We were complete pioneers and as one of my Polish friends said on visiting five years in "you've only succeeded in this because you weren't aware it was impossible". An IPO launch on the AIM stock market in London followed in 2010. Then just before the Crimea was annexed and the Donbas invaded, the business was sold to a consortium headed by the the Saudi Agricultural Sovereign Wealth Fund SALIC under United Farmers Holding Company.

All the existing management team, both local and international were committed and energised to develop the business further, under their financial and political umbrella, but holding true to those early and continuing principles.

Many of that international team to this day with very strong Scottish connections. The aim was still a four-legged stool of growing the highest yield, at the lowest cost of production per tonne, of a quality the market wanted to buy, with a high level of environmental and societal responsibility. Leveraging not only know how but know how to.

So where to from here? For over a year now, we have been working hard on an acquisition project to take not just the next step forward, but an immense and daunting, but exciting leap. Few could have conceived of this leap, let alone brought it home, but that is what makes Mark and indeed the whole team unique.

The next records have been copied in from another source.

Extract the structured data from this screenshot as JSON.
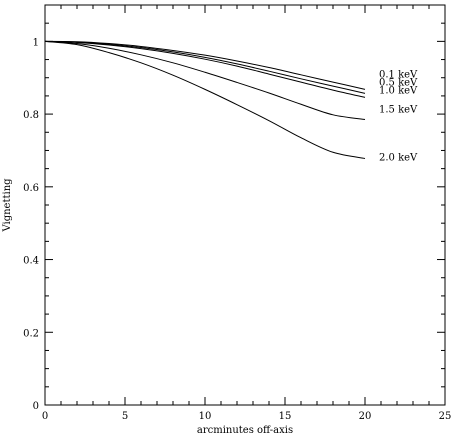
{
  "chart_data": {
    "type": "line",
    "title": "",
    "xlabel": "arcminutes off-axis",
    "ylabel": "Vignetting",
    "xlim": [
      0,
      25
    ],
    "ylim": [
      0,
      1.1
    ],
    "x_ticks": [
      0,
      5,
      10,
      15,
      20,
      25
    ],
    "y_ticks": [
      0,
      0.2,
      0.4,
      0.6,
      0.8,
      1
    ],
    "x_tick_labels": [
      "0",
      "5",
      "10",
      "15",
      "20",
      "25"
    ],
    "y_tick_labels": [
      "0",
      "0.2",
      "0.4",
      "0.6",
      "0.8",
      "1"
    ],
    "grid": false,
    "legend": "curve labels at right end of each line",
    "x": [
      0,
      2,
      4,
      6,
      8,
      10,
      12,
      14,
      16,
      18,
      20
    ],
    "series": [
      {
        "name": "0.1 keV",
        "values": [
          1.0,
          0.999,
          0.994,
          0.986,
          0.975,
          0.962,
          0.946,
          0.928,
          0.908,
          0.888,
          0.868
        ]
      },
      {
        "name": "0.5 keV",
        "values": [
          1.0,
          0.998,
          0.992,
          0.983,
          0.971,
          0.956,
          0.938,
          0.918,
          0.897,
          0.877,
          0.857
        ]
      },
      {
        "name": "1.0 keV",
        "values": [
          1.0,
          0.997,
          0.99,
          0.98,
          0.967,
          0.951,
          0.932,
          0.91,
          0.888,
          0.866,
          0.846
        ]
      },
      {
        "name": "1.5 keV",
        "values": [
          1.0,
          0.994,
          0.981,
          0.963,
          0.941,
          0.915,
          0.887,
          0.858,
          0.827,
          0.798,
          0.785
        ]
      },
      {
        "name": "2.0 keV",
        "values": [
          1.0,
          0.991,
          0.969,
          0.941,
          0.907,
          0.868,
          0.826,
          0.782,
          0.735,
          0.695,
          0.678
        ]
      }
    ]
  }
}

Last Wednesday, a deal was signed in Kiev in the presence of President Poroshenko on live TV, signifying it's importance to Ukraine, to acquire the farming company Mriya under our control. This takes the combined arable area in one stroke to just above 200,000ha. The acquisition constitutes the largest agricultural deal in Ukrainian history and is a significant step for both the Ukrainian economy and global food security. It also makes it the largest intensive arable business in Europe at over 2000km2 of cropped land, or to put it another way the same area as the county of Angus.

So a major leap forward, but, one based on the sound basis of unrivalled experience in this testing arena, coupled with considerable testicular endowment.The future is yet unwritten but two things are certain. By our move we have safeguarded more than 2000 agricultural jobs directly in Mriya together with all the ripple effect jobs up and downstream.

We have also further developed the capacity of the Ukrainian agricultural economy to adopt and exploit new technology and new investment. From small acorns mighty oaks do grow and there is growth still yet in this particularly fruitful tree.